Mrs. Scudaway, dashing horsewoman and exponent of the free rein, was repeating the latest story concerning an intimate friend of every one present--and, consequently, absent.
"She's just sailed for Europe, and that good-looking actor friend of the family happened to go on the same steamer," she was saying with a joyous smile.
"Accidents will happen," remarked some one, benevolently.
"Where's her husband? I haven't seen him with her in months," came from one of the men.
"Oh, they have two children, you know," explained Mrs. Scudaway.
"Delicate, I hear," said Miss Ratliff.
"Naturally; he nurses them," said Mrs. Scudaway, blowing smoke half- way across the room through her delicate nostrils.
"I say, Mrs. Scudaway," cried the rapt bore, "don't you ever do anything but inhale?"
"Yes, I exhale occasionally. No, thanks," as he held forth an ash tray. Then she flecked the ashes into the fireplace, ten feet away.
"Good Lord, it's a rotten night!" repeated the big man, returning dismally from a visit to the window. "There's a beastly fog mixed in with the rain."
"Better blow the fog horn for Henderson," said Ratliff, with a jerk of his thumb. "He's half seas over already and shipping a lot of water." Henderson, the convivial member, was on his third siphon.
"I don't care a whoop what McAlpine says," roared an irascible gentleman on the opposite side of the fireplace; "a man ought to use a midiron when he gets that kind of a lie. Nobody but an ass would take a brassie. He's---"
"Just listen to that blethering idiot," said young Rolfe to the lady beside him. "He ought to be choked."
"I like the way you speak of my husband," she responded gaily.
"Oh, I forgot. He is your husband, isn't he?" Then, after a moment's easy contemplation of the pretty young woman and a scornful glance at the golfer: "Lucky, but a very poor watchdog."
"He barks beautifully," resented the young wife, with a loyal grimace.
"That's why you're not afraid of him," he said quickly.
"Don't you think he'd bite?"
"They never do."
"Well, you just try him, that's all," remarked the young wife coldly, rising and moving away, a touch of red in her cheeks.
"I will," he sang out genially, as he crossed his legs and stretched his feet out to the fire. She looked back with a mirthless smile on her lips.

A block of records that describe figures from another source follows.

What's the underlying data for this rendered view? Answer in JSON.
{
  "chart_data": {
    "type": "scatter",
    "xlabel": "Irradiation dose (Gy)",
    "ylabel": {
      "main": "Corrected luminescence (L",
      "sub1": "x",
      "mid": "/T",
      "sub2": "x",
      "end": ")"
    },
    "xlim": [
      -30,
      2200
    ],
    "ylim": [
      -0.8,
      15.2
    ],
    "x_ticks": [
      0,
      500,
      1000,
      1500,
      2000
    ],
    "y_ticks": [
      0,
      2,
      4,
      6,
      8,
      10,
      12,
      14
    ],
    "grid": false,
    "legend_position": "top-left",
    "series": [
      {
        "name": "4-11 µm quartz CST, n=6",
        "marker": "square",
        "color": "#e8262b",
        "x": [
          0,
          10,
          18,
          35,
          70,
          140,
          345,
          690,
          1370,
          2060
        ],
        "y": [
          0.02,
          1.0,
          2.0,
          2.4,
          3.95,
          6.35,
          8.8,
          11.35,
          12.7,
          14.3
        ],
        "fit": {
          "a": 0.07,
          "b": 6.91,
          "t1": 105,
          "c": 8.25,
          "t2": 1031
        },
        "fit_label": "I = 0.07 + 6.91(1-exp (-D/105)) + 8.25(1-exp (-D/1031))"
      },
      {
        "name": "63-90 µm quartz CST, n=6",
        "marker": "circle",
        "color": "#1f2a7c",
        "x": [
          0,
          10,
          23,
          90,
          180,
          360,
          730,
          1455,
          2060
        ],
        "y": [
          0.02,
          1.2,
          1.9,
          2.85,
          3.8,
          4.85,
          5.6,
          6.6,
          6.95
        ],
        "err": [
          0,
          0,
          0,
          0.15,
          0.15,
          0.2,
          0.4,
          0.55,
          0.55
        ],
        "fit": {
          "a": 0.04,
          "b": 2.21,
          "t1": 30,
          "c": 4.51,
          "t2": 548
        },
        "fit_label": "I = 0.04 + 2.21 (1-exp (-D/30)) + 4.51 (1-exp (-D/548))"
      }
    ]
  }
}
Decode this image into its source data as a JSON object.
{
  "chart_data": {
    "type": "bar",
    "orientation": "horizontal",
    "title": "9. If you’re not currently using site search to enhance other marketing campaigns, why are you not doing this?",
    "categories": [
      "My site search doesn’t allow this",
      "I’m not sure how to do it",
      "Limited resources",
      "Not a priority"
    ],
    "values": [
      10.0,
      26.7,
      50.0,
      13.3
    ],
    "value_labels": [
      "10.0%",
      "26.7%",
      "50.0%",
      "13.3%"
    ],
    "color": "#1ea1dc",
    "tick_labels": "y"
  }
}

The man at the piano struck up the insidious "La Mattchiche," suggestive of the Bal Tabarin and other Fourteenth of July devotions.
"Don't play that, Barkley," complained the big man, as every one began beating time to the fascinating air. "I'm trying to forget Paris."
"Can you ever forget that night in Maxim's---" began Mrs. Scudaway.
"I recall the next day more vividly," he interrupted.